Untuk melindungi pemeluk agama dan menegakkan hak kebebasan beragama, supremasi hukum menjadi jalan keluarnya. Hal ini disebutkan oleh Menteri Hukum dan Hak Asasi Manusia (Menkumham), Yasonna Laoly.
“Kebebasan beragama dan supremasi hukum harus dapat berjalan bersama,” katanya dalam Konferensi Internasional bertajuk “Kebebasan Beragama dan Supremasi Hukum” yang digelar secara daring, Selasa (13/9) malam.
Yasonna menerangkan bahwa kebebasan beragama merupakan salah satu hak yang tidak dapat dilanggar sebagai hak asasi manusia. Di Indonesia sendiri, hal ini sudah diatur berdasarkan Deklarasi Universal Hak Asasi Manusia (DUHAM) sebagai elemen pertama dari Peraturan Perundang-Undangan Hak Asasi Manusia (HAM) internasional (International Bill of Rights).
Pasal 18 menyatakan bahwa setiap orang berhak atas kebebasan pikiran, hati nurani dan agama, yang dalam hal ini termasuk kebebasan berganti agama atau kepercayaan, dengan kebebasan untuk menyatakan agama atau kepercayaan dengan cara mengajarkannya, melakukannya, beribadat dan mentaatinya, baik sendiri maupun bersama-sama dengan orang lain, di muka umum maupun sendiri.
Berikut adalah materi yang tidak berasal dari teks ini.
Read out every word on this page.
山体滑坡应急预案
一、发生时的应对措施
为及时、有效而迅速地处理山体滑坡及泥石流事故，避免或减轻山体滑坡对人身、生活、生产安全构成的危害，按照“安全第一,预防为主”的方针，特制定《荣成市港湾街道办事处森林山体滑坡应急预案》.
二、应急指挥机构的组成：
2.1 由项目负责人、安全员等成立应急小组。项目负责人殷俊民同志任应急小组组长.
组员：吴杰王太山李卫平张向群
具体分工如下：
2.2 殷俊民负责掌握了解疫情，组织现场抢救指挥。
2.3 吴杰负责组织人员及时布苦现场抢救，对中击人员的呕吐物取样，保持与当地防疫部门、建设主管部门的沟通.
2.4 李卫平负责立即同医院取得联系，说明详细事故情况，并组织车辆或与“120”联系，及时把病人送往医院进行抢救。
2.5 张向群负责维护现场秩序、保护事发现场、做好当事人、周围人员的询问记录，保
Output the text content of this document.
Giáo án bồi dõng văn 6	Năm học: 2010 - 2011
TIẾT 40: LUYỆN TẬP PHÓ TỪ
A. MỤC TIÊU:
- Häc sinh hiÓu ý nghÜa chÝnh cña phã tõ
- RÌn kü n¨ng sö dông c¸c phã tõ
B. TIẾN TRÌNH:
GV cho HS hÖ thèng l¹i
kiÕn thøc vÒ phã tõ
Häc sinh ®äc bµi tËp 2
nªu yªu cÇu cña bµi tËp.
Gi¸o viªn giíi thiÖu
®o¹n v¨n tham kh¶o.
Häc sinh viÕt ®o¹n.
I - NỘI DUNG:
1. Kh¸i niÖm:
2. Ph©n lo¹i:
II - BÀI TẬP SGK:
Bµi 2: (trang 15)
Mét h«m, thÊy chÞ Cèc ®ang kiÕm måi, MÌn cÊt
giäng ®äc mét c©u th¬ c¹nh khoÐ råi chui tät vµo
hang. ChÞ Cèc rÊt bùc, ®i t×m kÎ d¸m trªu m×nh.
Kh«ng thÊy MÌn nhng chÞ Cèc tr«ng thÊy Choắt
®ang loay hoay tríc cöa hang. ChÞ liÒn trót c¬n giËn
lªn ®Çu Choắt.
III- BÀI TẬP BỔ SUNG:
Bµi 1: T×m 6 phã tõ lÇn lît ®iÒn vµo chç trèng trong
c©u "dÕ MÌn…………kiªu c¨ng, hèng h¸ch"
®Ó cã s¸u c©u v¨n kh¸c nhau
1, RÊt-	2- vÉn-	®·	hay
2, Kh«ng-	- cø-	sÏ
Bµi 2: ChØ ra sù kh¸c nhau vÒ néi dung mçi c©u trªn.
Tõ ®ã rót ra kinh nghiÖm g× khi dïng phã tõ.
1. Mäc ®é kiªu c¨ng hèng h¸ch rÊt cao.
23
Selain itu, Indonesia memiliki aturan melalui Undang-Undang Dasar 1945 Pasal 28E ayat (1), (2), (4), Pasal 28J, serta Pasal 29. Undang-Undang Nomor 39 Tahun 1999 yang mengatur tentang Hak Asasi Manusia (HAM) termasuk di dalamnya terdapat poin mengenai kebebasan beragama.
“Indonesia merupakan negara hukum yang dijiwai oleh Panasila dalam menyelenggarakan kehidupan berbangsa dan bernegara. Indonesia bukan merupakan negara agama atau negara sekuler, apalagi negara atheis, akan tetapi merupakan negara hukum, di mana hubungan erat dan harmonis antara negara dengan agama terus dipelihara,” katanya.
Lebih lanjut, Yasonna menegaskan bahwa hukum bukan hanya melindungi pemeluk agama melainkan melindungi agama itu sendiri. Hal ini diatur dalam Kitab Undang-Undang Hukum Pidana, serta Undang-Undang PNPS Nomor 1 Tahun 1965 tentang Pencegahan dan Penyalahgunaan atau Penodaan Agama.
Saat ini, tantangan yang terjadi adalah ketika hak kebebasan beragama dijadikan hak eksklusif yang hanya boleh dinikmati oleh sekelompok orang tanpa menghormati orang lain untuk memeluk agama dan kepercayaan yang berbeda. Yasonna melihat bahwa pada kasus seperti ini, hukum atau rule of law menjadi penting peranannya untuk menjaga ketertiban umum dan mengatur kehidupan dan kebebasan beragama di Indonesia.
“Urusan kebebasan beragama tidak sesederhana itu. Implementasinya kompleks serta membutuhkan kejujuran dan kedewasaan dari umat beragama. Masih sering terjadi persoalan dan konflik yang dilatarbelakangi oleh perbedaan agama, dan perbedaan cara penerimaan serta pemahaman terhadap agama,” ucapnya.